Замечательный ребенок.
Глядел. Слушал. Запоминал. Хмурил брови.
– Их надо судить, – сказал Август, белея от гнева. – За одно только за это их надо судить. Пусть наслаждаются своей властью. Пусть безобразничают по материкам. Но чтобы дочка не могла поехать на похороны отца?.. За одно за это их надо судить!
Через неделю бабушка Усталло Белла Соломоновна пошла в то самое учреждение и попросила разрешение на выезд.
Теперь уже без мужа своего, который чересчур много знал.
Но ей тоже отказали...
7
Вот он сбежал от всех – в леса, за болота, на благостную природу, чтобы утихнуть душою и расслабиться, раз и навсегда.
Завел дом с садом, завел кур с гусями, а вокруг тишина такая, такое вокруг благословение Божие, хоть садись на приступочку, обмякай сердцем, облегчайся легкими слезами.
Гуси забрались в сени, сглотали в один присест два килограмма мелких гвоздей.
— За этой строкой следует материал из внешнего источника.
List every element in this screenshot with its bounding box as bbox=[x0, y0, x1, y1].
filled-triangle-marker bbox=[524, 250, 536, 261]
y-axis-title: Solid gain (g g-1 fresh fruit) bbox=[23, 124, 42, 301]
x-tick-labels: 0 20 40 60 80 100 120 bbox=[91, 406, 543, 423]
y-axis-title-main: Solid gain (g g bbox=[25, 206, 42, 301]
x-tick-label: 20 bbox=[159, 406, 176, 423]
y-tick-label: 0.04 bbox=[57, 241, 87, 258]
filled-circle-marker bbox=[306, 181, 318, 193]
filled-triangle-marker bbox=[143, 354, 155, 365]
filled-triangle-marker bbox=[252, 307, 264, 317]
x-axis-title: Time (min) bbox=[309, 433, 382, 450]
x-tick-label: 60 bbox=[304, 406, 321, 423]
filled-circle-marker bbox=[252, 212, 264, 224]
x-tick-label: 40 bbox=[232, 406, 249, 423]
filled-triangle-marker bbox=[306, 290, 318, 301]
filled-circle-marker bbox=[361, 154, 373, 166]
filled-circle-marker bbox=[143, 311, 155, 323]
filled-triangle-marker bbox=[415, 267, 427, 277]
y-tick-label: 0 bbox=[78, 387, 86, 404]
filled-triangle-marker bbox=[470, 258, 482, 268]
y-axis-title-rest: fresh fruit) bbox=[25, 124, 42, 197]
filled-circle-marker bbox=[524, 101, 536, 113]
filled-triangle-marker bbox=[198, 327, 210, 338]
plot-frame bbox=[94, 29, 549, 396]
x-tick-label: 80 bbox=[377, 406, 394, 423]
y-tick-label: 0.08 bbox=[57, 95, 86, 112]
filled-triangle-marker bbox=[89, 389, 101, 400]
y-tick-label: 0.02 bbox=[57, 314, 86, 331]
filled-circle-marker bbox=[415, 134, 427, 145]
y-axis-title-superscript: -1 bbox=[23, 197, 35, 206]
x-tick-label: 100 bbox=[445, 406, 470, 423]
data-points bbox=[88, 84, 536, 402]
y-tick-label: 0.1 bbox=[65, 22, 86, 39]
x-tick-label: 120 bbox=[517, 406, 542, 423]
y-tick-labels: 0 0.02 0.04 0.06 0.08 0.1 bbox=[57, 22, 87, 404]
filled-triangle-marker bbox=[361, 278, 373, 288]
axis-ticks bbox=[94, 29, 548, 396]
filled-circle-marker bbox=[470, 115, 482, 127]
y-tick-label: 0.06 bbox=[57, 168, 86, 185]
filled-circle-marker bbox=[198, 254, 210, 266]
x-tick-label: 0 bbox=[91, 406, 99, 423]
Сглотали – и подохли в мучениях.
Тогда он завел поросенка, скормил ему мешок картошки – не толстеет. Скормил другой – еще хуже. Поросенок был тощий, костлявый, на длинных ногах, оброс, как собака, густой щетиной, в холода отморозил задние ноги и ходил на двух передних.
Пришлось прирезать с убытком.
Купил другого поросенка, пошил ему ватный жилет на молнии, а тот застрял теплым жилетом в колючей проволоке и ночью замерз.
Но он не сдался и купил по знакомству заморского петуха. Для породы. Куры его невзлюбили, ночами устраивали 'темную', днем бегали к плебею Петьке, и цыплята вырастали мелкие, драчливые и невыгодные.
Тогда он подсобрал деньжат и купил корову.
На рынке она доилась – дома перестала.
Корова есть – молока нет.
– Ничего, – сказал сосед слева. – Нашлись деньги на корову, найдутся и на молоко.
– Охо-хо, – сказал сосед справа. – Абарбарчукам тоже несладко.
И ему снова захотелось бежать: куда-то и от кого-то.
Была ночь.
Он проснулся на кровати.
Лицом к сетке, носом в одну из ее ячеек.
Было ему душно. Было погано. Тяжко и неукладисто на ржавых переплетениях.
Кто-то трогал его за плечо, не грубо еще, но уже настойчиво, свет от фонарика зайчиком скакал по стенам.
– Вставай, – приказали.
– А зачем?
– Вставай, не то хуже будет.
Он перевернулся на спину, ладонью прикрыл глаза.
– Ишь ты, – сказали сверху. – Ну и носяра!
Это была милиция. Скорее всего, двое.
– Ты кто?
– Абарбарчук.
Подумали:
– Это чего? Фамилия или должность?
– Фамилия.
– А по паспорту?
– И по паспорту.
– Пошли в отделение.
Встал с кровати, возвысился над ними, и они даже попятились в изумлении.
Их, и правда, было двое.
– Не баловать, – пригрозил один. – Если не хочешь.
– Не хочу, – сказал Абарбарчук.
Спала на лежанке вечная вдова Маня.
Сидел за столом Лазуня Розенгласс, альбом был раскрыт на самой на последней на странице.